Monday, Jul. 22, 1974
The Man with the Wry Eye
By Hugh Sidey
THE PRESIDENCY
Up until now, Henry Kissinger may have had more fun than almost anybody else on this earth.
Hard work--sure. Moments of anger and frustration--certainly. But for the most part, as he has gone about his remarkable rounds he has produced a lot of peace, and injected quite a bit of good sense, all the while casting a wry eye over the singular doings of mankind.
A growing worry in Washington is that President Nixon, to ease his own crisis, is allowing his Secretary of State to drift into the Watergate mess, a situation that would bring Kissinger's resignation if it impaired his effectiveness. But even that problem has not yet dampened Kissinger's special style.
When it seemed that millions of people would give their left arms for tickets to the World Cup soccer match, Kissinger came up with some choice seats without any strain. He ordered his jet to take a detour for one game, and was lifted by Luftwaffe helicopter to the playing field. When he got to his hotel in Munich for the finals, there was a call waiting for him from Elizabeth Taylor. "She wanted to get a briefing on the European Security Conference," he said, the old Kissinger grin growing wide above his chins.
The other night Kissinger devoured roast goose in a Bavarian restaurant.
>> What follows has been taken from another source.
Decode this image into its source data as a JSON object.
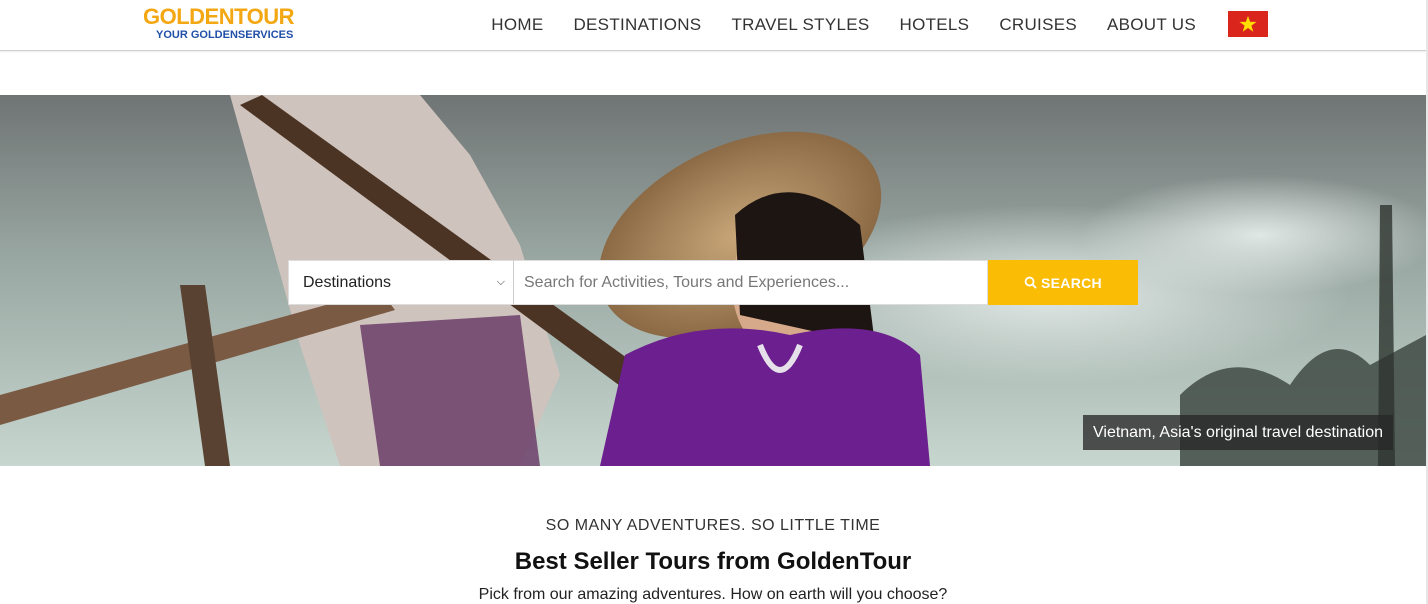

The discreet Secretary surveyed the bosomy waitresses, and after some hasty calculation observed that if those particular girls had not served the dinner, the hosts would have had to increase the guest list by 30% just to fill the room.
A few days before, he had stood fascinated on the lush grounds of the Black Sea dacha of Leonid Brezhnev as the Soviet Communist chief demonstrated the collapsible glass wall around his Olympic-sized swimming pool, which Kissinger was repeatedly asked to swim in. Kissinger has listened to Brezhnev "order" him to Siberia for failing to yield enough in negotiations. His comeback: "I should be a member of the Politburo since I meet with you guys so much." Kissinger came away from a negotiating session with the Soviets and said, "I would do anything for caviar --and I may have."
Usually Kissinger travels in a 707 jet that is just as big and just as plush as Nixon's. The Secretary's bulletproof limousine precedes him by air, as does a crew of advance men. Almost any service can be obtained for the Secretary in almost any place, his fame preceding him with amazing results.
He called for a massage in Israel recently. "You can say anything you want to about Jewish intellectual attainments," he reported, "but that guy almost killed me." When he asked the masseur what he thought about disengagement with Syria, the man said he was for it. Then Kissinger asked him how many kilometers he thought Israel ought to give up, and the masseur hammered the Secretary a little harder and said, "Absolutely none."
Reporters discovered only recently that Kissinger is fascinated by soccer, and as a boy in Germany played goalie until he broke his hand. Then he shifted to forward. Somebody asked him if he had been fast. Kissinger thought a moment. "I wasn't so fast, but I was tricky."
Like Nixon, Kissinger has found that sports and politics have much in common. So a while back when East Germany was still in world soccer contention, he sidled up to a Soviet bigwig. "I'll bet I know one team that you don't want to win," said the smiling Kissinger. "East Germany, because if they win they will be more trouble than ever." The Russian roared and slapped Kissinger on the back for displaying such wisdom in the ways of this wacky world.